Çok güzel sohbet ettik. Çoğunlukla bayan Suzi konuştu. Biz dinledik. Konuşmaya susamıştı sanki. Çok güzel cümleler kuruyordu. Yaşlılık hiç güzel bir şey değil. Yıldızıma olan güvenimi kaybettim. Kaderime olan güvenimi kaybettim. Bazen diyorum ki, bir motorsiklet kazasında ölüp gitmek, yaşlanmaktan çok daha iyi olduğunu düşünüyorum, dedi. Ve “es ist sehr wichtig „einfach“ zu leben“ dedi. Sade bir yaşamı yeğlerdim, demeye getirdi. Bu ne demek, dedim. Evde bir sürü Hermes çantam var. Şu marka eldivenim, şapkam, bankada mücevherim var. Şu an hiç birinin önemi yok, dedi. Hermes markasını bilmiyordum bile. Arkadaşım biliyormuş ama. O zaman ben gayet basit ve sade yaşıyorum dedim, ve gülüştük. “Peki, iyi yaşadım, güzel yaşadım” diyebiliyor musun” dedim. (Artık dünden beri birbirimize sen diye hitap edebiliyoruz. Yoksa yıllardır hep siz dedik birbirimize.)
Evet, dedi iyi yaşadım. O zaman sorun yok, önemli olan bu değil mi, dedim. Evet öyle ama yinede daha sade yaşamak isterdim, dedi. Konu konuyu açtı. Arkadaşım Antonella bi ara kayboldu. Yakın bir marketten bi şarap daha alıp gelmişti. Saat akşam 18 olmuştu. Bayan Suzi bakım evinin akşam yemeğine gitti. Biz arkadaşımla terasta oturup sohbete devam ettik.
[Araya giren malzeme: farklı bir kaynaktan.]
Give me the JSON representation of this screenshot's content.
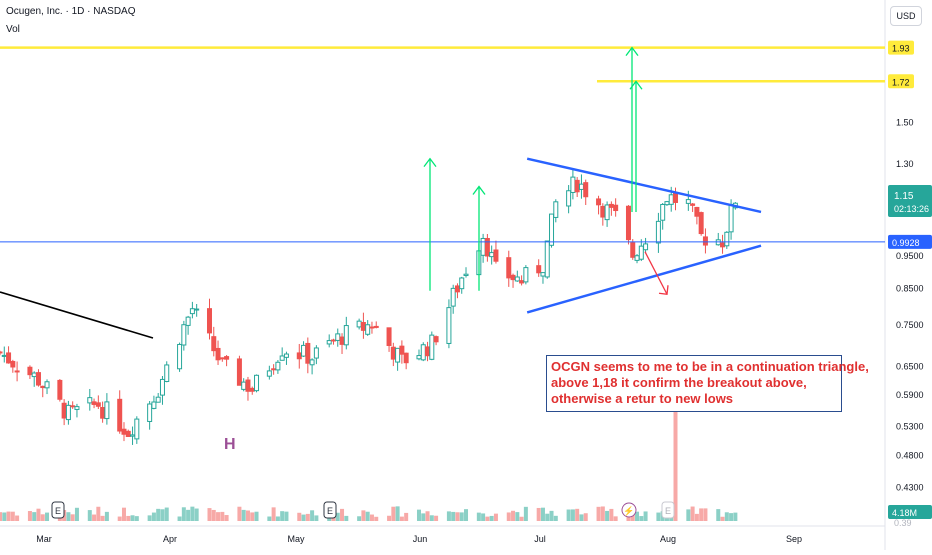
{
  "header": {
    "title": "Ocugen, Inc. · 1D · NASDAQ",
    "vol_label": "Vol",
    "currency": "USD"
  },
  "price_axis": {
    "ticks": [
      "1.50",
      "1.30",
      "0.9500",
      "0.8500",
      "0.7500",
      "0.6500",
      "0.5900",
      "0.5300",
      "0.4800",
      "0.4300"
    ],
    "badges": {
      "line_1_93": "1.93",
      "line_1_72": "1.72",
      "last_price": "1.15",
      "countdown": "02:13:26",
      "horizontal_line": "0.9928",
      "volume": "4.18M",
      "bottom_cut": "0.39"
    }
  },
  "time_axis": {
    "labels": [
      "Mar",
      "Apr",
      "May",
      "Jun",
      "Jul",
      "Aug",
      "Sep"
    ]
  },
  "annotations": {
    "pattern_letter": "H",
    "earnings_marker": "E",
    "note_lines": [
      "OCGN  seems to me to be in a continuation triangle,",
      "above 1,18 it confirm the breakout above,",
      "otherwise a retur to new lows"
    ]
  },
  "colors": {
    "up": "#26a69a",
    "down": "#ef5350",
    "trend_lines": "#2962ff",
    "target_lines": "#ffeb3b",
    "arrows": "#00e676",
    "down_arrow": "#f23645",
    "last_price_badge": "#26a69a",
    "horizontal_badge": "#2962ff"
  },
  "chart_data": {
    "type": "candlestick",
    "symbol": "OCGN",
    "interval": "1D",
    "exchange": "NASDAQ",
    "y_scale": "log",
    "ylim": [
      0.39,
      2.05
    ],
    "x_range": [
      "2024-02-19",
      "2024-09-13"
    ],
    "last_price": 1.15,
    "horizontal_levels": [
      1.93,
      1.72,
      0.9928
    ],
    "ohlc_anchors": [
      {
        "date": "2024-02-19",
        "close": 0.68
      },
      {
        "date": "2024-02-28",
        "close": 0.62
      },
      {
        "date": "2024-03-06",
        "close": 0.55
      },
      {
        "date": "2024-03-13",
        "close": 0.57
      },
      {
        "date": "2024-03-20",
        "close": 0.52
      },
      {
        "date": "2024-03-27",
        "close": 0.6
      },
      {
        "date": "2024-04-01",
        "close": 0.72
      },
      {
        "date": "2024-04-04",
        "close": 0.79
      },
      {
        "date": "2024-04-11",
        "close": 0.65
      },
      {
        "date": "2024-04-18",
        "close": 0.6
      },
      {
        "date": "2024-04-25",
        "close": 0.69
      },
      {
        "date": "2024-05-02",
        "close": 0.67
      },
      {
        "date": "2024-05-09",
        "close": 0.72
      },
      {
        "date": "2024-05-16",
        "close": 0.75
      },
      {
        "date": "2024-05-23",
        "close": 0.66
      },
      {
        "date": "2024-05-30",
        "close": 0.7
      },
      {
        "date": "2024-06-06",
        "close": 0.88
      },
      {
        "date": "2024-06-11",
        "close": 1.02
      },
      {
        "date": "2024-06-14",
        "close": 0.9
      },
      {
        "date": "2024-06-20",
        "close": 0.87
      },
      {
        "date": "2024-06-25",
        "close": 0.92
      },
      {
        "date": "2024-06-28",
        "close": 1.13
      },
      {
        "date": "2024-07-03",
        "close": 1.22
      },
      {
        "date": "2024-07-09",
        "close": 1.12
      },
      {
        "date": "2024-07-12",
        "close": 1.08
      },
      {
        "date": "2024-07-16",
        "close": 0.95
      },
      {
        "date": "2024-07-19",
        "close": 1.01
      },
      {
        "date": "2024-07-24",
        "close": 1.16
      },
      {
        "date": "2024-07-29",
        "close": 1.13
      },
      {
        "date": "2024-08-01",
        "close": 1.01
      },
      {
        "date": "2024-08-06",
        "close": 1.0
      },
      {
        "date": "2024-08-09",
        "close": 1.15
      }
    ],
    "volume_spike": {
      "date": "2024-07-26",
      "volume_vs_typical": 6.0
    },
    "triangle": {
      "upper": [
        [
          "2024-07-03",
          1.32
        ],
        [
          "2024-08-15",
          1.1
        ]
      ],
      "lower": [
        [
          "2024-07-03",
          0.78
        ],
        [
          "2024-08-15",
          0.98
        ]
      ]
    },
    "arrows_up": [
      {
        "date": "2024-07-03",
        "from": 0.84,
        "to": 1.32
      },
      {
        "date": "2024-07-22",
        "from": 0.84,
        "to": 1.2
      },
      {
        "date": "2024-08-10",
        "from": 1.1,
        "to": 1.93
      },
      {
        "date": "2024-08-12",
        "from": 1.1,
        "to": 1.72
      }
    ],
    "arrow_down": {
      "date": "2024-08-16",
      "from": 0.96,
      "to": 0.83
    },
    "earnings": [
      "2024-02-23",
      "2024-05-13",
      "2024-08-14"
    ]
  }
}
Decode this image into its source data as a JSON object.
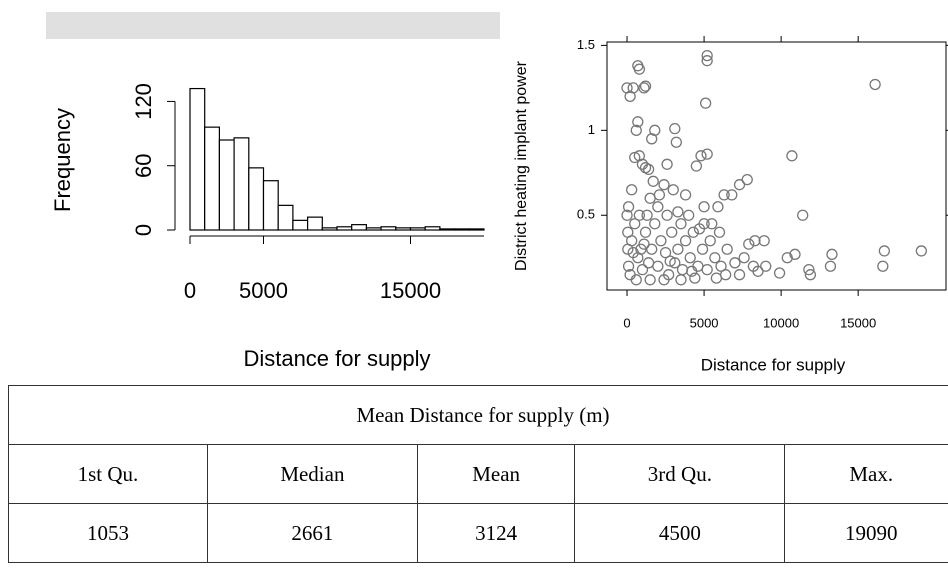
{
  "chart_data": [
    {
      "type": "histogram",
      "xlabel": "Distance for supply",
      "ylabel": "Frequency",
      "bins": [
        0,
        1000,
        2000,
        3000,
        4000,
        5000,
        6000,
        7000,
        8000,
        9000,
        10000,
        11000,
        12000,
        13000,
        14000,
        15000,
        16000,
        17000,
        18000,
        19000,
        20000
      ],
      "values": [
        132,
        96,
        84,
        86,
        58,
        46,
        23,
        9,
        12,
        2,
        3,
        5,
        2,
        3,
        2,
        2,
        3,
        1,
        1,
        1
      ],
      "color": "#ffffff",
      "xlim": [
        0,
        20000
      ],
      "xticks": [
        0,
        5000,
        15000
      ],
      "ylim": [
        0,
        140
      ],
      "yticks": [
        0,
        60,
        120
      ]
    },
    {
      "type": "scatter",
      "xlabel": "Distance for supply",
      "ylabel": "District heating implant power",
      "color": "#777777",
      "xlim": [
        -1300,
        20700
      ],
      "xticks": [
        0,
        5000,
        10000,
        15000
      ],
      "ylim": [
        0.06,
        1.52
      ],
      "yticks": [
        0.5,
        1.0,
        1.5
      ],
      "x": [
        0,
        200,
        400,
        700,
        800,
        1100,
        1200,
        5200,
        5200,
        5100,
        16100,
        700,
        600,
        1800,
        1600,
        3100,
        3200,
        500,
        1000,
        1200,
        1400,
        800,
        4800,
        5200,
        4500,
        10700,
        7800,
        7300,
        6300,
        6800,
        2600,
        2400,
        3000,
        11400,
        5000,
        5900,
        8300,
        7900,
        8900,
        10900,
        11800,
        11900,
        13300,
        13200,
        16700,
        16600,
        19100,
        10400,
        9900,
        9000,
        8200,
        7600,
        7000,
        6500,
        6000,
        5500,
        4000,
        3500,
        2000,
        1500,
        300,
        100,
        50,
        50,
        100,
        200,
        300,
        500,
        700,
        900,
        1000,
        1200,
        1400,
        1600,
        1800,
        2000,
        2200,
        2500,
        2700,
        2900,
        3100,
        3300,
        3600,
        3800,
        4100,
        4300,
        4600,
        4900,
        5200,
        5400,
        5700,
        6100,
        6400,
        800,
        1300,
        2600,
        3300,
        4700,
        600,
        1500,
        2400,
        3500,
        4400,
        5800,
        7300,
        8500,
        2100,
        1700,
        3800,
        0,
        400,
        1100,
        2800,
        4200,
        5000
      ],
      "y": [
        1.25,
        1.2,
        1.25,
        1.38,
        1.36,
        1.25,
        1.26,
        1.44,
        1.41,
        1.16,
        1.27,
        1.05,
        1.0,
        1.0,
        0.95,
        1.01,
        0.93,
        0.84,
        0.8,
        0.78,
        0.77,
        0.85,
        0.85,
        0.86,
        0.79,
        0.85,
        0.71,
        0.68,
        0.62,
        0.62,
        0.8,
        0.68,
        0.65,
        0.5,
        0.55,
        0.55,
        0.35,
        0.33,
        0.35,
        0.27,
        0.18,
        0.15,
        0.27,
        0.2,
        0.29,
        0.2,
        0.29,
        0.25,
        0.16,
        0.2,
        0.2,
        0.25,
        0.22,
        0.3,
        0.4,
        0.45,
        0.5,
        0.45,
        0.55,
        0.6,
        0.65,
        0.55,
        0.4,
        0.3,
        0.2,
        0.15,
        0.35,
        0.45,
        0.25,
        0.3,
        0.18,
        0.4,
        0.22,
        0.3,
        0.45,
        0.2,
        0.35,
        0.28,
        0.15,
        0.4,
        0.22,
        0.3,
        0.18,
        0.35,
        0.25,
        0.4,
        0.2,
        0.3,
        0.18,
        0.35,
        0.25,
        0.2,
        0.15,
        0.5,
        0.5,
        0.5,
        0.52,
        0.42,
        0.12,
        0.12,
        0.12,
        0.12,
        0.13,
        0.13,
        0.15,
        0.17,
        0.62,
        0.7,
        0.62,
        0.5,
        0.28,
        0.33,
        0.23,
        0.17,
        0.45
      ]
    }
  ],
  "table": {
    "title": "Mean Distance for supply (m)",
    "columns": [
      "1st Qu.",
      "Median",
      "Mean",
      "3rd Qu.",
      "Max."
    ],
    "rows": [
      [
        1053,
        2661,
        3124,
        4500,
        19090
      ]
    ]
  }
}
Hatta dedik ki, düşünsene bir bakım evinde, bakıma muhtaç olmadan, ve yemek saatine uymadan oturtabiliyoruz, işte buna içilir diyerek baya oturduk orada. Yemek sonrası bayan Suzi yine geldi. Bardakları almam lazım dedi:) zaten bırakacaktık dedik. Ama buraya giriş çıkışlar akşam 18 den sonra sorun olabilir, dedi. Herşeyi düşünüyor, herşey planlı programlı hayatında. Biz ise gayet rahat. Çıkarız çıkarız dedik. Apar topar topladık herşeyi. İndik odasına. Bardakları yıkadık, boş şişeleri çantamıza aldık, bayan Suzi bize çıkış kapısına kadar eşlik etti. Son zamanlardaki en güzel momentleri yaşadım sizinle, teşekkür ederim dedi. Yarın çıkıyorum, akşama bay Anliker yemek siparişi verdi eve, sende gelirmisin dedi bana. Tabiki gelirim dedim. Ve kucaklaşarak ayrıldık. Fakat oda ne? Kapılar açılmıyor hakkaten. Çıkamıyoruz. Mantığımız almıyor. Dışardan giriş olmaz ama dışarı çıkmak mümkün olmalı. Hiç bir çalışanda yok artık giriş ve danışmada. Ama telefon var acil durumlar için. Arkadaşım telefon açtı. Telefondan, tamam biz açıyoruz kapıyı denmiş, ve açıldı kapı. Bizden çok bayan Suzi endişendi. Vedalaştık.
Ve geldi çattı cuma. Nihayet evine gidebilecekti, ve onu 65 yıllık arkadaşı, dostu ve sevgilisi bay Anliker karşılayacaktı. Bay Anliker ile yıllarca birlikte çalışmıştık. Zaten bayan Suzi’yi onun sayesinde tanımıştık. Cuma orada olmaktan mutluluk duyacaktım.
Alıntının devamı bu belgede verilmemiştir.